Many people are still getting their heads around what artificial intelligence means. Perceptions of it vary considerably, for a technology based on data and certainty, with plenty of uncertainty about how its insurance industry rollout should proceed, Aaron Wright, director of Strategy, Earnix, tells GR

The rise of artificial intelligence (AI) has been a major factor in conversations across seemingly almost every industry in the last few years, sometimes verging on a panacea set to revolutionise everything it touches.

aaron earnix

Insurance has felt this brush, with a wave of technology, data and AI-driven entrants and services into the space, each promising that their product will cut red tape and inefficiency costs, garner unfound opportunities, or speed up and scale out existing business.

But there has been little evidence so far of wholesale revolution, at least in the commercial insurance sector – more like tanks amassed on a border waiting for a conflict to start.

One technology operator in this space is Earnix, which has launched an AI-driven ratings engine that works with insurers and bankers to underwrite, then price and personalise products.

The firm’s director of strategy, Aaron Wright has had a career that has seen him move from an actuarial role to one working in data science and AI.

Speaking at Earnix’s recent Excelerate 2024 conference, he told GR he sees the emerging technology landscape as one in which “the hype is still being separated from the reality”.

His comments came as he prepared to deliver a presentation at that event, called ‘Navigating Insurance Industry Changes: From Flip Phones to Smartphones’.

“I recently had a conversation, and they said that they didn’t understand what AI is,” Wright (pictured) says.

“Most of the time, that’s the problem, which is that people’s knowledge of AI starts with what they’ve seen on television. Quite often, they think it’s about robots taking over the world. They’ve seen The Terminator, and they know how it ends!”

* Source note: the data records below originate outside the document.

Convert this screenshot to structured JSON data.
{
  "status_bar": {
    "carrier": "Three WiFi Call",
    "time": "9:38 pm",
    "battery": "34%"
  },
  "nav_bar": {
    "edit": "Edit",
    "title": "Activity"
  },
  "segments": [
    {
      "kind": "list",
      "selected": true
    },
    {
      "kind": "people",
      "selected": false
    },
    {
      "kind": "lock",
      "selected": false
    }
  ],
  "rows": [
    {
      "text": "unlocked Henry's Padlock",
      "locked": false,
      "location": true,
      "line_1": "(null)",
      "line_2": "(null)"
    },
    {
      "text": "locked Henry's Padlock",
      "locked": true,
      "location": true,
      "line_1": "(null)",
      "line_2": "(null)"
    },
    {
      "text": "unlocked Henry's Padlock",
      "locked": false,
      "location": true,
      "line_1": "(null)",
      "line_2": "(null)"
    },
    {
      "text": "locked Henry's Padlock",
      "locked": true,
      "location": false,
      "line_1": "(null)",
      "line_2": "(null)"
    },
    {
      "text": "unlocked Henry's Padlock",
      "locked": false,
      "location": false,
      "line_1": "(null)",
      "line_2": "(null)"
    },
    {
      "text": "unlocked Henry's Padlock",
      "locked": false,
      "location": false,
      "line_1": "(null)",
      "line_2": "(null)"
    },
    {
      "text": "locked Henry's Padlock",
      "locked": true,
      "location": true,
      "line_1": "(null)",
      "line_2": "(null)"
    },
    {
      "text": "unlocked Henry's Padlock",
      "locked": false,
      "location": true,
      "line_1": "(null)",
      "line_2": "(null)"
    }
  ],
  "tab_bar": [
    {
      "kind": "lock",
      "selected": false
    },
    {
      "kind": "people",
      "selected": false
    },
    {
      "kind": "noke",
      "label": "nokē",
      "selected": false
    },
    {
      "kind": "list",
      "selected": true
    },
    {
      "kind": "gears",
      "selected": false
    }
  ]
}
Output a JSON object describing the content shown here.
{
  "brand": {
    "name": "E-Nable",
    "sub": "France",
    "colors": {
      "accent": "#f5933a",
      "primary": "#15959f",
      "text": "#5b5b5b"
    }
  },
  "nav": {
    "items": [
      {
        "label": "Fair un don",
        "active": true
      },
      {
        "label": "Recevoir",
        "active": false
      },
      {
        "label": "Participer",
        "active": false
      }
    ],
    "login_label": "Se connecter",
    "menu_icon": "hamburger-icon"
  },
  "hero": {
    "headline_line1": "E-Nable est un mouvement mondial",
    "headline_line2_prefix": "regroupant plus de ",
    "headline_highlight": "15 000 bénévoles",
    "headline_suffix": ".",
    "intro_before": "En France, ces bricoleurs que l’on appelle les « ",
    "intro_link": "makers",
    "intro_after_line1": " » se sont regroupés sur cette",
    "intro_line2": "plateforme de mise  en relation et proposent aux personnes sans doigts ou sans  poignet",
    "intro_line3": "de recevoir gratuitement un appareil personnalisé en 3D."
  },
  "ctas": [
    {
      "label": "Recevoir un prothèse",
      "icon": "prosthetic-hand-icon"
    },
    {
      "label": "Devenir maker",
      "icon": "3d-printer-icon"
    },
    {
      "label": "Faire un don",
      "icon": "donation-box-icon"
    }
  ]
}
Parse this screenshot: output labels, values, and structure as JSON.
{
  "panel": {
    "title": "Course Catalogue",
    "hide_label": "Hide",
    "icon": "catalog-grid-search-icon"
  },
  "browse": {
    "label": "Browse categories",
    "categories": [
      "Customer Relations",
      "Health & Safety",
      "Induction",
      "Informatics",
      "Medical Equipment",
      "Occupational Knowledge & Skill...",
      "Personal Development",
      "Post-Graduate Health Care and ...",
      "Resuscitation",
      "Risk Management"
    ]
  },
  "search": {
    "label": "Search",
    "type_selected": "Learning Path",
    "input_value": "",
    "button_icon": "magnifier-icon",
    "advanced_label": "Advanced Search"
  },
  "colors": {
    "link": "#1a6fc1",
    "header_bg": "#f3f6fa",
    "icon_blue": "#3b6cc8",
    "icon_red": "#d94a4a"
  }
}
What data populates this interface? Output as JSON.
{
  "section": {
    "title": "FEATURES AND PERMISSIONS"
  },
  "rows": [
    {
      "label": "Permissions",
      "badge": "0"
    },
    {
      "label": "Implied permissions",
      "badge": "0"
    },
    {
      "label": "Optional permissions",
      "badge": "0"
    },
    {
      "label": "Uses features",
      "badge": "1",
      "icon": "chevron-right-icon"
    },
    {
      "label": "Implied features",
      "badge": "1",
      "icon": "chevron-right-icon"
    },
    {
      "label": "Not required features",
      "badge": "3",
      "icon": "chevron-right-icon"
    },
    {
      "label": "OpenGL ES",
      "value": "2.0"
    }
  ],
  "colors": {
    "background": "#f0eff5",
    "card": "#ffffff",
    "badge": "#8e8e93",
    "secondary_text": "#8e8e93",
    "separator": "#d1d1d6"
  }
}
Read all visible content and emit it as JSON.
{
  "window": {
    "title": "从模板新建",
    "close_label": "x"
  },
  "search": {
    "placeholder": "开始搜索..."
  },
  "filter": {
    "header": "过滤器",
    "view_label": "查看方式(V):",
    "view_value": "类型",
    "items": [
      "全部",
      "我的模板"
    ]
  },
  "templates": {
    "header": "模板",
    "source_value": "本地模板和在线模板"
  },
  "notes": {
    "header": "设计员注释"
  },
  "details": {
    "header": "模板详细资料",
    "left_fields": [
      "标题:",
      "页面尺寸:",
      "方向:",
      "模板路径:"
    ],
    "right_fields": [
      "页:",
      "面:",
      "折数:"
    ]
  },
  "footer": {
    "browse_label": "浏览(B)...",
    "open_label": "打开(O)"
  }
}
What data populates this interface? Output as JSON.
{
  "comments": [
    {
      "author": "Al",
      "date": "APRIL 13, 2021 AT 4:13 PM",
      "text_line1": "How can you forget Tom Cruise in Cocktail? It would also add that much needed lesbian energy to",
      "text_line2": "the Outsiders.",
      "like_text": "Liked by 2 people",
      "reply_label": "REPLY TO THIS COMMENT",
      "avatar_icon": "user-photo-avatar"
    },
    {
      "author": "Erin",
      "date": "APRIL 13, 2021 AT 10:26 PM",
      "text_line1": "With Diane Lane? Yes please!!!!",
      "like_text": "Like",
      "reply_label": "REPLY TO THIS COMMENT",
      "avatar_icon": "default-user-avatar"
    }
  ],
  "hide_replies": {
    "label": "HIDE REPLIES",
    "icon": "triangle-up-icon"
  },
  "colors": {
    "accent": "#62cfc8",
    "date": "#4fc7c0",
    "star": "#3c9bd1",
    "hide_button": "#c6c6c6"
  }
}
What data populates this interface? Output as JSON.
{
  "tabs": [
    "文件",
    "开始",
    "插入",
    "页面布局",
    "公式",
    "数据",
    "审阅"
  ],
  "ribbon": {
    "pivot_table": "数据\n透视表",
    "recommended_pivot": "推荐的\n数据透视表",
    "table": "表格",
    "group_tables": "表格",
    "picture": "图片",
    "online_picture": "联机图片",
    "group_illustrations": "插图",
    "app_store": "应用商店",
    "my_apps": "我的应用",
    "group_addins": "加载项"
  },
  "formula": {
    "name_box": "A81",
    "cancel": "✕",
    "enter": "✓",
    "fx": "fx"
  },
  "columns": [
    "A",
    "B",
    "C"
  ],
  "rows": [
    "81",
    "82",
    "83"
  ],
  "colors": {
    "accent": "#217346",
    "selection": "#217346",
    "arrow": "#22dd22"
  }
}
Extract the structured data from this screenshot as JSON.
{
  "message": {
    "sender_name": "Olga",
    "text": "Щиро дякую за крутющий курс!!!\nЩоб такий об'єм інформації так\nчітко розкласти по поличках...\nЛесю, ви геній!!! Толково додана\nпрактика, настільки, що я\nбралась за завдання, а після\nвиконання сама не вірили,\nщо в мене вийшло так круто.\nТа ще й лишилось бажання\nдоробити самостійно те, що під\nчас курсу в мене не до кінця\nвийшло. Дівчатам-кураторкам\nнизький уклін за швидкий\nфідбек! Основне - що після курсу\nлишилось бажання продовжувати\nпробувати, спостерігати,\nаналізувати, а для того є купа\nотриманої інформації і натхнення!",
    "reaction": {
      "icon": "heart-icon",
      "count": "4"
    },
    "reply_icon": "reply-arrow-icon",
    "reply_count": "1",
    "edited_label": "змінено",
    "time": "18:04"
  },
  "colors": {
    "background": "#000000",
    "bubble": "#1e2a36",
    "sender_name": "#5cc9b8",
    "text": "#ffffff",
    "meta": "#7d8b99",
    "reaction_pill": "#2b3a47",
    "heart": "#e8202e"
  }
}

Wright’s definition of AI is more to the point.

“For me, it’s about using computers to do the things that people have done in the past,” he says. “It’s taking machine learning and making it operational or democratising it. You’re just using computers to do things better and with more efficiency than they’ve been done in the past.”

One of the key areas for the use of AI in the insurance world has been around managing underwriting rules and improving efficiencies. Mass market personal lines are seeing the benefits first, almost inevitably.

Inflationary costs of manufactured parts, such as in motor business, is an issue that highlights one major way AI can help, he suggests.

“One company I worked with tried to examine the cost of a Ford F-150 [pickup truck] when they switched the bodies so that they were made from aluminium,” he says.

“The problem was that they no longer knew what to charge because they could no longer look at their history to determine the price,” Wright continues.

“If you can’t do that to keep profitability where you need it to be, then you can have rules management in place to hold off while you collect data and can the synchronise it with the pricing algorithms you have in place,” he says.

As to what place AI will occupy in the future, Wright observes that there has been a marked increase year-on-year in the reporting of its usage. That proportion, however, comes from a small base.

“We asked people how much of an impact that AI was having on operational decision, and what those decisions were,” he says.

“That would be things like pricing and underwriting risk, claims, reserving, fraud detection, etc… The story throughout was pretty much the same,” he continues.

“For the previous year, they said it was that 5% of decisions were influenced by AI. This year, it was on track to be 10%, with the prediction that it would triple for next year. Their overall target is that a third of decisions will be done this way. So, they’re at least bullish about finding ways that AI can bring value,” he adds.